The truth is, though, that success is never solely individual. Any successful outcome is predicated on our interactions with other people – the work we do with them, the feedback and support we receive, the value they add to our ideas and their validation of us as professionals and human beings. Perhaps this is never more true than in teaching, where our colleagues and students continually let us know just how much we’re valued and provide us with the challenges, space and opportunities to grow professionally and emotionally.

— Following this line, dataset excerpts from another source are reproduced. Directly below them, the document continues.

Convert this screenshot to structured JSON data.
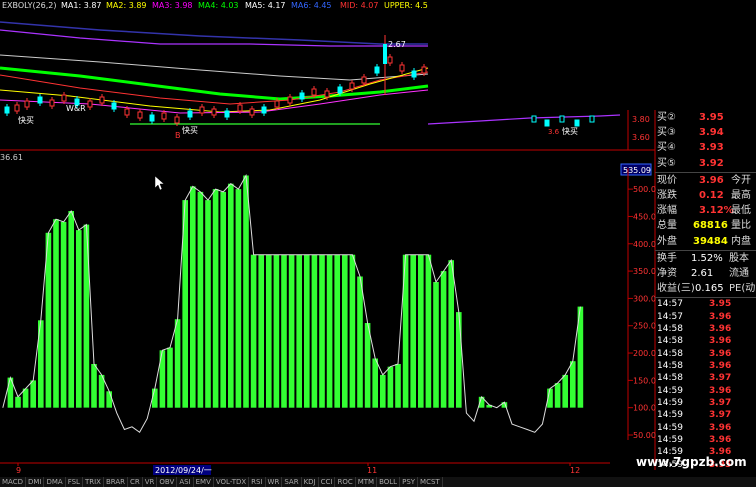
{
  "header": {
    "indicator": "EXBOLY(26,2)",
    "ma1": "MA1: 3.87",
    "ma2": "MA2: 3.89",
    "ma3": "MA3: 3.98",
    "ma4": "MA4: 4.03",
    "ma5": "MA5: 4.17",
    "ma6": "MA6: 4.45",
    "mid": "MID: 4.07",
    "upper": "UPPER: 4.5"
  },
  "upper_axis": [
    "3.80",
    "3.60"
  ],
  "upper_annotations": {
    "kuaimai_left": "快买",
    "wr": "W&R",
    "buy_marks": "B",
    "kuaimai_mid": "快买",
    "price_peak": "2.67",
    "kuaimai_right": "快买",
    "small_label": "3.6"
  },
  "lower_panel": {
    "title_value": "36.61",
    "current_marker": "535.09",
    "y_labels": [
      "500.0",
      "450.0",
      "400.0",
      "350.0",
      "300.0",
      "250.0",
      "200.0",
      "150.0",
      "100.0",
      "50.00"
    ]
  },
  "chart_data": {
    "type": "bar",
    "series": [
      {
        "values": [
          100,
          155,
          120,
          135,
          150,
          260,
          420,
          445,
          440,
          460,
          425,
          435,
          180,
          160,
          130,
          90,
          60,
          65,
          55,
          80,
          135,
          205,
          210,
          262,
          480,
          505,
          495,
          480,
          500,
          495,
          510,
          500,
          525,
          380,
          380,
          380,
          380,
          380,
          380,
          380,
          380,
          380,
          380,
          380,
          380,
          380,
          380,
          340,
          255,
          190,
          160,
          175,
          180,
          380,
          380,
          380,
          380,
          330,
          350,
          370,
          275,
          90,
          75,
          120,
          105,
          100,
          110,
          70,
          65,
          60,
          55,
          70,
          135,
          145,
          160,
          185,
          285
        ]
      }
    ],
    "ylim": [
      50,
      535
    ]
  },
  "quote": {
    "bids": [
      {
        "label": "买②",
        "value": "3.95"
      },
      {
        "label": "买③",
        "value": "3.94"
      },
      {
        "label": "买④",
        "value": "3.93"
      },
      {
        "label": "买⑤",
        "value": "3.92"
      }
    ],
    "stats": [
      {
        "l1": "现价",
        "v1": "3.96",
        "l2": "今开"
      },
      {
        "l1": "涨跌",
        "v1": "0.12",
        "l2": "最高"
      },
      {
        "l1": "涨幅",
        "v1": "3.12%",
        "l2": "最低"
      },
      {
        "l1": "总量",
        "v1": "68816",
        "l2": "量比"
      },
      {
        "l1": "外盘",
        "v1": "39484",
        "l2": "内盘"
      }
    ],
    "stats2": [
      {
        "l1": "换手",
        "v1": "1.52%",
        "l2": "股本"
      },
      {
        "l1": "净资",
        "v1": "2.61",
        "l2": "流通"
      },
      {
        "l1": "收益(三)",
        "v1": "0.165",
        "l2": "PE(动)"
      }
    ],
    "ticks": [
      {
        "t": "14:57",
        "p": "3.95",
        "c": "#ff3333"
      },
      {
        "t": "14:57",
        "p": "3.96",
        "c": "#ff3333"
      },
      {
        "t": "14:58",
        "p": "3.96",
        "c": "#ff3333"
      },
      {
        "t": "14:58",
        "p": "3.96",
        "c": "#ff3333"
      },
      {
        "t": "14:58",
        "p": "3.96",
        "c": "#ff3333"
      },
      {
        "t": "14:58",
        "p": "3.96",
        "c": "#ff3333"
      },
      {
        "t": "14:58",
        "p": "3.97",
        "c": "#ff3333"
      },
      {
        "t": "14:59",
        "p": "3.96",
        "c": "#ff3333"
      },
      {
        "t": "14:59",
        "p": "3.97",
        "c": "#ff3333"
      },
      {
        "t": "14:59",
        "p": "3.97",
        "c": "#ff3333"
      },
      {
        "t": "14:59",
        "p": "3.96",
        "c": "#ff3333"
      },
      {
        "t": "14:59",
        "p": "3.96",
        "c": "#ff3333"
      },
      {
        "t": "14:59",
        "p": "3.96",
        "c": "#ff3333"
      },
      {
        "t": "14:59",
        "p": "3.95",
        "c": "#ff3333"
      }
    ]
  },
  "x_axis": {
    "m9": "9",
    "date_box": "2012/09/24/一",
    "m11": "11",
    "m12": "12"
  },
  "tabs": [
    "MACD",
    "DMI",
    "DMA",
    "FSL",
    "TRIX",
    "BRAR",
    "CR",
    "VR",
    "OBV",
    "ASI",
    "EMV",
    "VOL-TDX",
    "RSI",
    "WR",
    "SAR",
    "KDJ",
    "CCI",
    "ROC",
    "MTM",
    "BOLL",
    "PSY",
    "MCST"
  ],
  "watermark": "www.7gpzb.com",
  "colors": {
    "bar": "#33ff33",
    "price_red": "#ff3333",
    "yellow": "#ffff00",
    "axis_red": "#c00000"
  }
}
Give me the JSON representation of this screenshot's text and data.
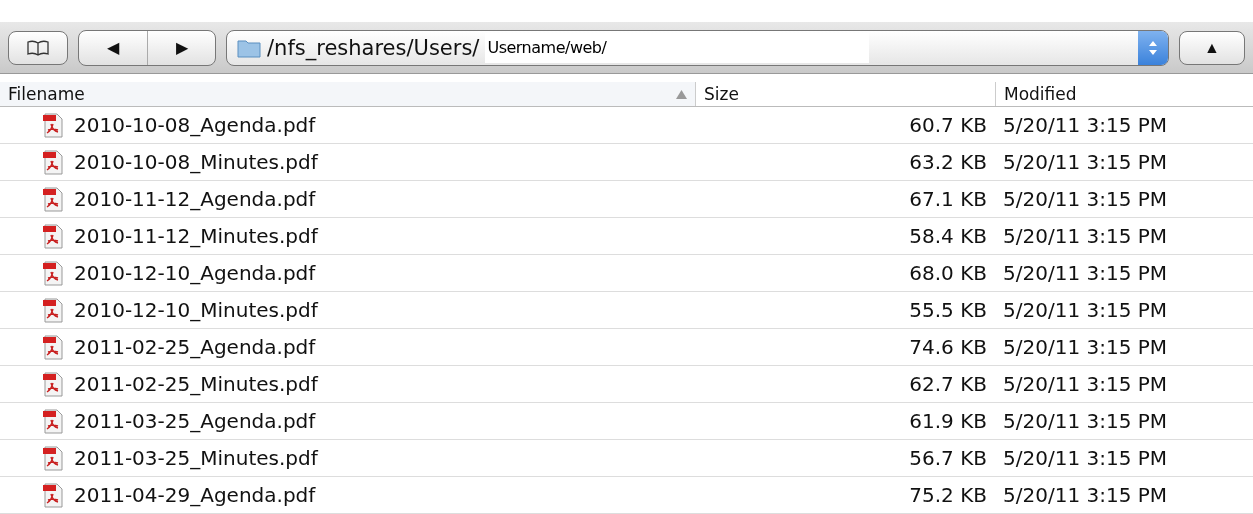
{
  "toolbar": {
    "back": "◀",
    "forward": "▶",
    "up": "▲",
    "path_prefix": "/nfs_reshares/Users/",
    "path_value": "Username/web/"
  },
  "table": {
    "columns": [
      {
        "label": "Filename",
        "sorted": true
      },
      {
        "label": "Size",
        "sorted": false
      },
      {
        "label": "Modified",
        "sorted": false
      }
    ],
    "rows": [
      {
        "name": "2010-10-08_Agenda.pdf",
        "size": "60.7 KB",
        "modified": "5/20/11 3:15 PM"
      },
      {
        "name": "2010-10-08_Minutes.pdf",
        "size": "63.2 KB",
        "modified": "5/20/11 3:15 PM"
      },
      {
        "name": "2010-11-12_Agenda.pdf",
        "size": "67.1 KB",
        "modified": "5/20/11 3:15 PM"
      },
      {
        "name": "2010-11-12_Minutes.pdf",
        "size": "58.4 KB",
        "modified": "5/20/11 3:15 PM"
      },
      {
        "name": "2010-12-10_Agenda.pdf",
        "size": "68.0 KB",
        "modified": "5/20/11 3:15 PM"
      },
      {
        "name": "2010-12-10_Minutes.pdf",
        "size": "55.5 KB",
        "modified": "5/20/11 3:15 PM"
      },
      {
        "name": "2011-02-25_Agenda.pdf",
        "size": "74.6 KB",
        "modified": "5/20/11 3:15 PM"
      },
      {
        "name": "2011-02-25_Minutes.pdf",
        "size": "62.7 KB",
        "modified": "5/20/11 3:15 PM"
      },
      {
        "name": "2011-03-25_Agenda.pdf",
        "size": "61.9 KB",
        "modified": "5/20/11 3:15 PM"
      },
      {
        "name": "2011-03-25_Minutes.pdf",
        "size": "56.7 KB",
        "modified": "5/20/11 3:15 PM"
      },
      {
        "name": "2011-04-29_Agenda.pdf",
        "size": "75.2 KB",
        "modified": "5/20/11 3:15 PM"
      }
    ]
  }
}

For my current job, one of the criteria was “recent experience teaching in schools and/or working collaboratively with school teachers.” I suppose I didn’t give this much thought until I found myself, at interview, being asked to talk in quite some detail about how I collaborate with others professionally. I’ve been collaborating professionally in one way or another for most of my working life, so I don’t find these questions particularly challenging. I could point to numerous instances. In schools, I’ve co-developed and co-led major initiatives to bring about whole-school change, particularly in the areas of pedagogy and technology. I’ve embraced open plan learning environments where I’ve co-taught, co-reflected and co-improved (if you can allow these “co-“ words!). I’ve worked with industry partners and academics where I’ve co-researched and co-written articles and reports. I’ve co-developed and co-facilitated professional learning programs for teachers from a range of schools throughout the state.
Reflecting on the interview, I had no issue pointing to my success as a collaborator. I’m not especially prone to big-noting, either, so I was a little surprised at being able to sell my achievements so well – that is, until I realised I was really talking about success in the plural – ours not mine.
Over my relatively limited experience of the last fifteen years in education, I could say that I’ve produced some excellent HSC results or that I’ve been responsible for kids developing a life-long passion for music, literature, technology or whatever. I could say that I’ve successfully implemented programs at a whole-school level. I could say I’ve written that article that got published or led that research project. But focusing on the “I” is missing the point – and the truth that there’s no way whatsoever that I could be who I am professionally without the people that have worked alongside me. More specifically, there’s no way I could be successful without them being successful.
My kids – most of whom are now young adults – are the ones that have done the hard work. They’ve produced the results – the high HSC mark might have at some point been “ours” in one sense, but it’s “theirs” in every other sense. Whole school change doesn’t happen with one person (if it does, there’s something really wrong). As many colleagues with whom I’ve worked know, I bring a lot of half-baked ideas to the table. They’re full of holes and would never work by themselves. But others bring their ideas too, and we work together to make something that’s much stronger than any one person could do. My supervisors and co-authors are the ones who know the field and the right people; without them, I’d probably be scrabbling to get my name out anywhere.
The real reason why I’m now where I am – in one of the most privileged jobs in the world, doing what I love – is that I invested time and effort into others’ success, thereby building my own. That’s what collaboration has given me and I think I’ve managed to expose the myth that success can ever really be independent. I hope I have the good sense to walk this path in future.